Ben’s staff planted itself next to Daivad’s hand, and Ben went still beside him. While Daivad’s magic was mostly restricted to the earth, Ben’s flowed up and out of it, into the trunks of the trees all around them. Daivad’s magic twined with Ben’s, searching out across a thousand twisting, forking branches, using the leaves to taste the air, reaching until—
There.
Daivad felt the flesh in a hundred different places, on a hundred different branches and vines. Three hands gripping here, another two gripping there. Joints draped over half a dozen different branches, and even jaws clamping on thick, hanging vines.
The Hunger had twined in the low branches, suspending itself over the ravine. Unmoving. It was asleep.
With a gesture of his hand, Daivad indicated Ben should stay where he was. Before Daivad lifted his hand from the earth, he felt Ben’s magic blooming, taking root in the greenery around them.
The whole of Silvax Forest was a weapon Ben had trained his whole life to use.
Daivad crept forward and the Wolves braced, ready to move in an instant. He just wanted to get his eyes on the thing, to know exactly what he was dealing with before Ben gave it its rude awakening. Daivad had yet to even glimpse the monster, and he hoped that when he got his first glance it wouldn’t be as horrifying as the picture Pait’s story had painted in his mind.

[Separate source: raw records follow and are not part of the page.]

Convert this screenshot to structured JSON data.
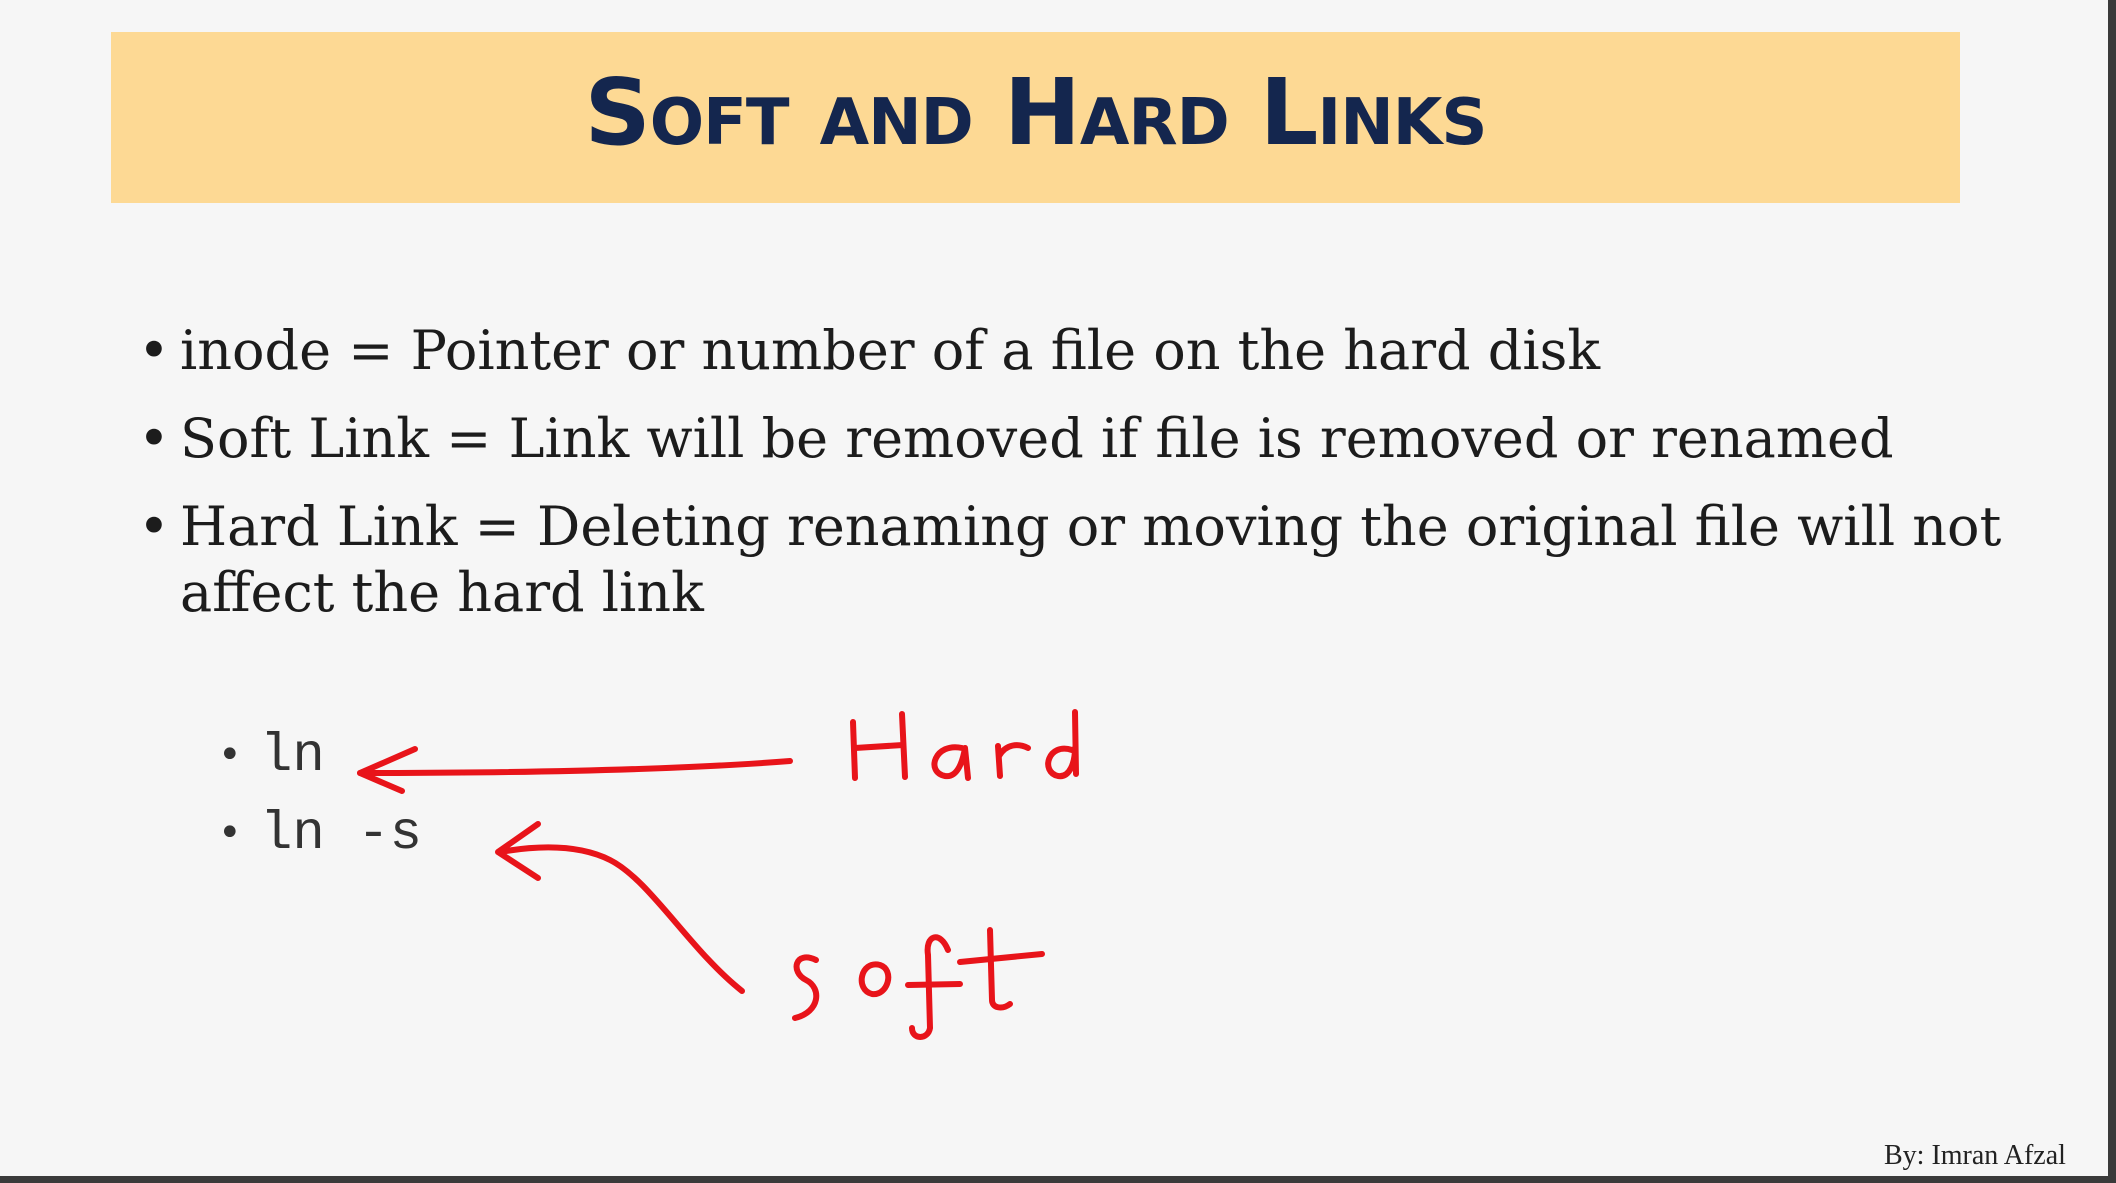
{
  "slide": {
    "title": "Soft and Hard Links",
    "bullets": [
      {
        "term": "inode",
        "sep": " = ",
        "desc": "Pointer or number of a file on the hard disk"
      },
      {
        "term": "Soft Link",
        "sep": " = ",
        "desc": "Link will be removed if file is removed or renamed"
      },
      {
        "term": "Hard Link",
        "sep": " = ",
        "desc": "Deleting renaming or moving the original file will not affect the hard link"
      }
    ],
    "commands": [
      "ln",
      "ln -s"
    ],
    "annotations": {
      "hard": "Hard",
      "soft": "soft",
      "color": "#e8141a"
    },
    "footer": "By: Imran Afzal"
  },
  "colors": {
    "title_band": "#fdd994",
    "title_text": "#14264e",
    "background": "#f6f6f6"
  }
}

But when he so, so silently pushed aside the undergrowth blocking his view, those hopes were dashed.
He’d been imagining a dozen, maybe twenty bodies all tangled together, but this… Maybe it was fear, or the branches above obstructing his view that made it feel like a hundred bodies worth of flesh. Everywhere he looked, he found another inexplicable body part that had been stretched too far and twisted all wrong. With a jolt, Daivad realized that a head with a too-small face stretched over its skull was dangling not three feet to his right, one bulging eye staring right at him while the other hung several inches out of its socket. Its mouth moved, trying to speak, but no sound came out.
For just a moment, Daivad couldn’t move. He just stared at the head until he thought he recognized the words its mouth was trying to craft.
Kill me.
The world tried to tilt beneath Daivad’s feet. But, whether he wanted to admit it or not, Daivad was an Earthbreaker. He would not lose his footing.
Daivad gestured back to Ben, and the forest moved as one.